Anti-Cancer Diet: And then there was Smoking

anti-cancer editorials

The View from Here…Periodical Rants

I once heard a geneticist claim that the changes to genes induced by smoking have  been traced forward for three generations. 

So as I approach 60, an auspicious age at which many loved ones have died, this NY Times article came as a reminder that some things are simply more powerful than what we eat.

 In North Carolina, where I grew up, tobacco was king.
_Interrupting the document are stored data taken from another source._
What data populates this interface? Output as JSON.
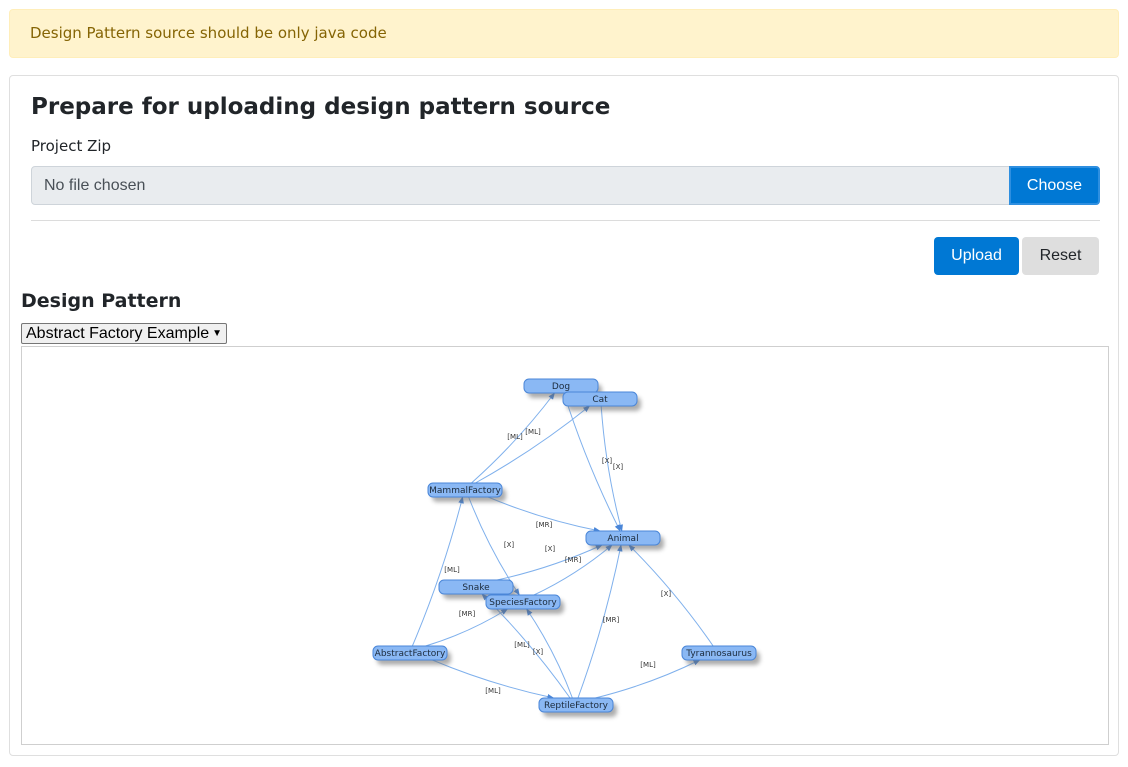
{
  "alert": {
    "message": "Design Pattern source should be only java code"
  },
  "upload_form": {
    "title": "Prepare for uploading design pattern source",
    "project_zip_label": "Project Zip",
    "file_placeholder": "No file chosen",
    "choose_label": "Choose",
    "upload_label": "Upload",
    "reset_label": "Reset"
  },
  "design_pattern": {
    "section_title": "Design Pattern",
    "selected_example": "Abstract Factory Example",
    "diagram": {
      "nodes": [
        {
          "id": "dog",
          "label": "Dog"
        },
        {
          "id": "cat",
          "label": "Cat"
        },
        {
          "id": "mammal_factory",
          "label": "MammalFactory"
        },
        {
          "id": "animal",
          "label": "Animal"
        },
        {
          "id": "snake",
          "label": "Snake"
        },
        {
          "id": "species_factory",
          "label": "SpeciesFactory"
        },
        {
          "id": "abstract_factory",
          "label": "AbstractFactory"
        },
        {
          "id": "tyrannosaurus",
          "label": "Tyrannosaurus"
        },
        {
          "id": "reptile_factory",
          "label": "ReptileFactory"
        }
      ],
      "edges": [
        {
          "from": "mammal_factory",
          "to": "dog",
          "label": "[ML]"
        },
        {
          "from": "mammal_factory",
          "to": "cat",
          "label": "[ML]"
        },
        {
          "from": "dog",
          "to": "animal",
          "label": "[X]"
        },
        {
          "from": "cat",
          "to": "animal",
          "label": "[X]"
        },
        {
          "from": "mammal_factory",
          "to": "animal",
          "label": "[MR]"
        },
        {
          "from": "mammal_factory",
          "to": "species_factory",
          "label": "[X]"
        },
        {
          "from": "snake",
          "to": "animal",
          "label": "[X]"
        },
        {
          "from": "species_factory",
          "to": "animal",
          "label": "[MR]"
        },
        {
          "from": "abstract_factory",
          "to": "mammal_factory",
          "label": "[ML]"
        },
        {
          "from": "abstract_factory",
          "to": "species_factory",
          "label": "[MR]"
        },
        {
          "from": "reptile_factory",
          "to": "snake",
          "label": "[ML]"
        },
        {
          "from": "reptile_factory",
          "to": "species_factory",
          "label": "[X]"
        },
        {
          "from": "reptile_factory",
          "to": "animal",
          "label": "[MR]"
        },
        {
          "from": "tyrannosaurus",
          "to": "animal",
          "label": "[X]"
        },
        {
          "from": "reptile_factory",
          "to": "tyrannosaurus",
          "label": "[ML]"
        },
        {
          "from": "abstract_factory",
          "to": "reptile_factory",
          "label": "[ML]"
        }
      ]
    }
  },
  "colors": {
    "primary": "#0078d4",
    "alert_bg": "#fff3cd",
    "alert_text": "#856404",
    "node_fill": "#8ab8f4",
    "edge": "#7fb0ec"
  }
}
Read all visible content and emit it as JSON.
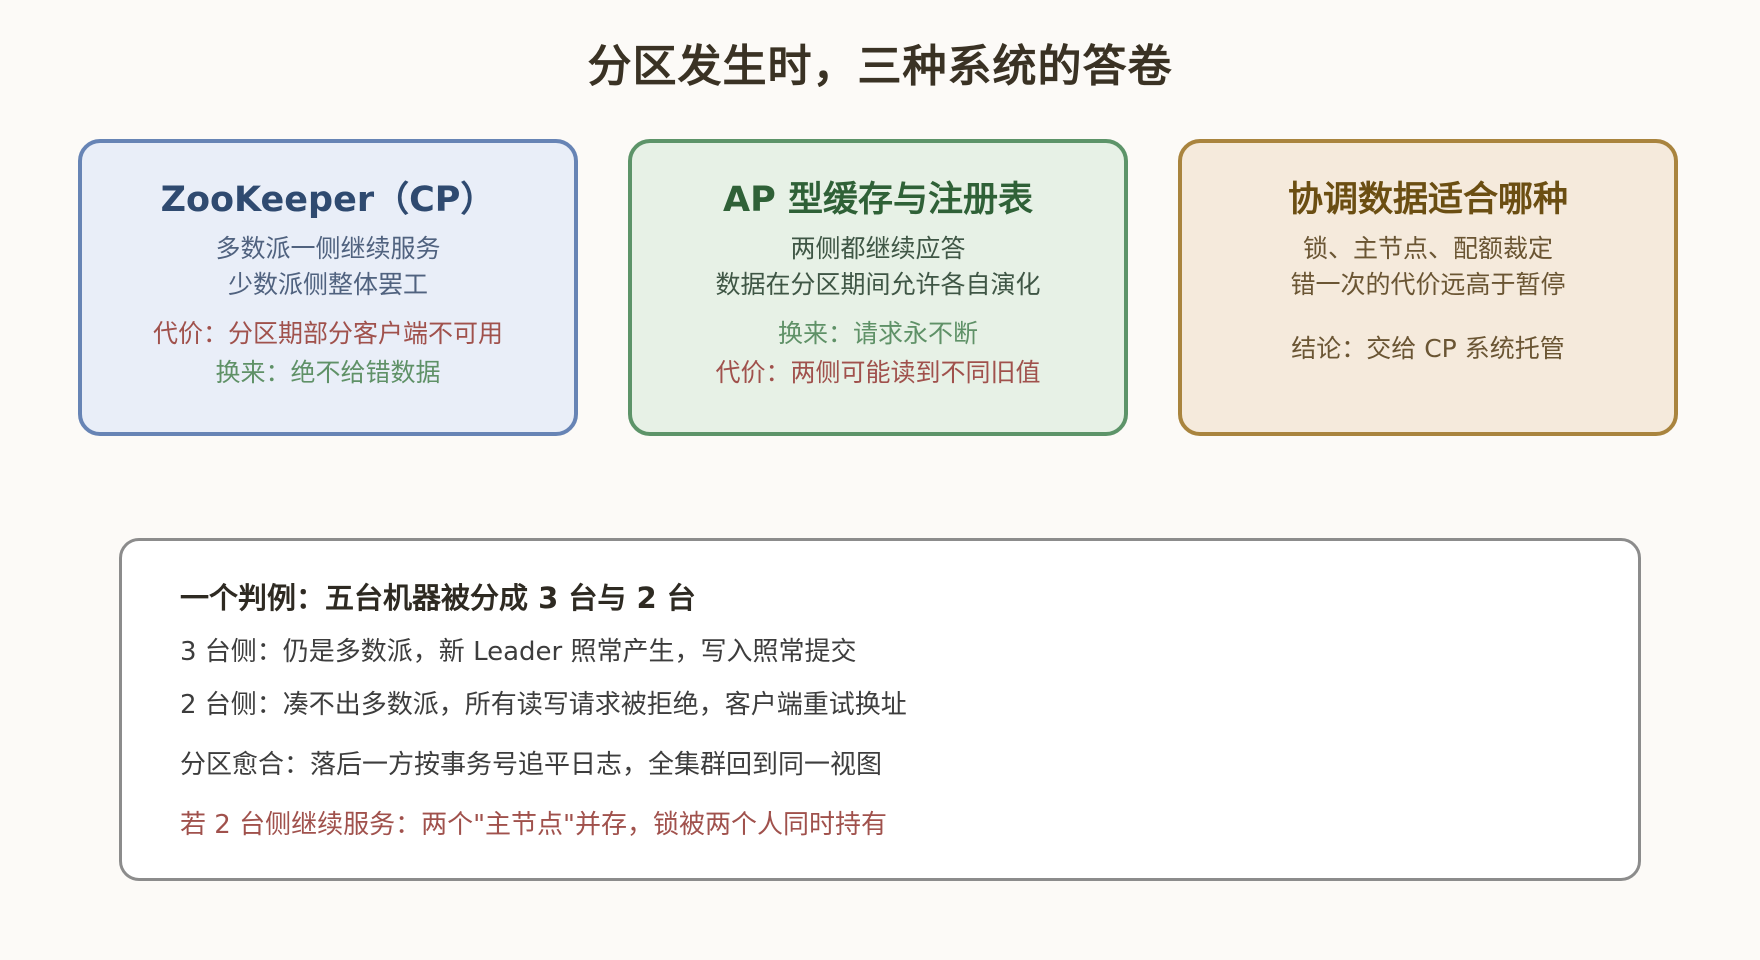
{
  "title": "分区发生时，三种系统的答卷",
  "cards": [
    {
      "title": "ZooKeeper（CP）",
      "desc1": "多数派一侧继续服务",
      "desc2": "少数派侧整体罢工",
      "cost": "代价：分区期部分客户端不可用",
      "gain": "换来：绝不给错数据"
    },
    {
      "title": "AP 型缓存与注册表",
      "desc1": "两侧都继续应答",
      "desc2": "数据在分区期间允许各自演化",
      "gain": "换来：请求永不断",
      "cost": "代价：两侧可能读到不同旧值"
    },
    {
      "title": "协调数据适合哪种",
      "desc1": "锁、主节点、配额裁定",
      "desc2": "错一次的代价远高于暂停",
      "conclusion": "结论：交给 CP 系统托管"
    }
  ],
  "panel": {
    "title": "一个判例：五台机器被分成 3 台与 2 台",
    "line1": "3 台侧：仍是多数派，新 Leader 照常产生，写入照常提交",
    "line2": "2 台侧：凑不出多数派，所有读写请求被拒绝，客户端重试换址",
    "line3": "分区愈合：落后一方按事务号追平日志，全集群回到同一视图",
    "warning": "若 2 台侧继续服务：两个\"主节点\"并存，锁被两个人同时持有"
  }
}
Pall Malls in every pocket; ladies with Jackie Kennedy dos riding in their convertibles, ashes blowing in the wind. 

My mom started smoking in adolescence, one of those time periods when genes are particularly susceptible, and died of lung cancer at age 60.  Her parents, also smokers at a time when its dangers weren’t revealed to the public, died of cancer around that same magic age.

In my late 30s, I was diagnosed with, fortunately, a slow-growing form of cancer–and a year later, gave birth to a daughter with a broken chromosome.  She spent her entire second day of life in open heart surgery, her first two months on a respirator.

As I shuffled back and from the hospital room in which my mother was dying and the intensive care bed where my infant daughter was struggling to survive, I shuddered every time I passed the sign on ICU’s door:

funded by RJ Reynolds.   

So I should thank you, Reynolds Tobacco?  12 years a slave, 3 generations and counting a victim…

4 thoughts on “Anti-Cancer Diet: And then there was Smoking

  1. SAME STORY Here Harriet, My mum was smoking, died aged 55 of lung cancer. I have got that same slow growing cancer at age 31. I am not a smoker, thank God for that.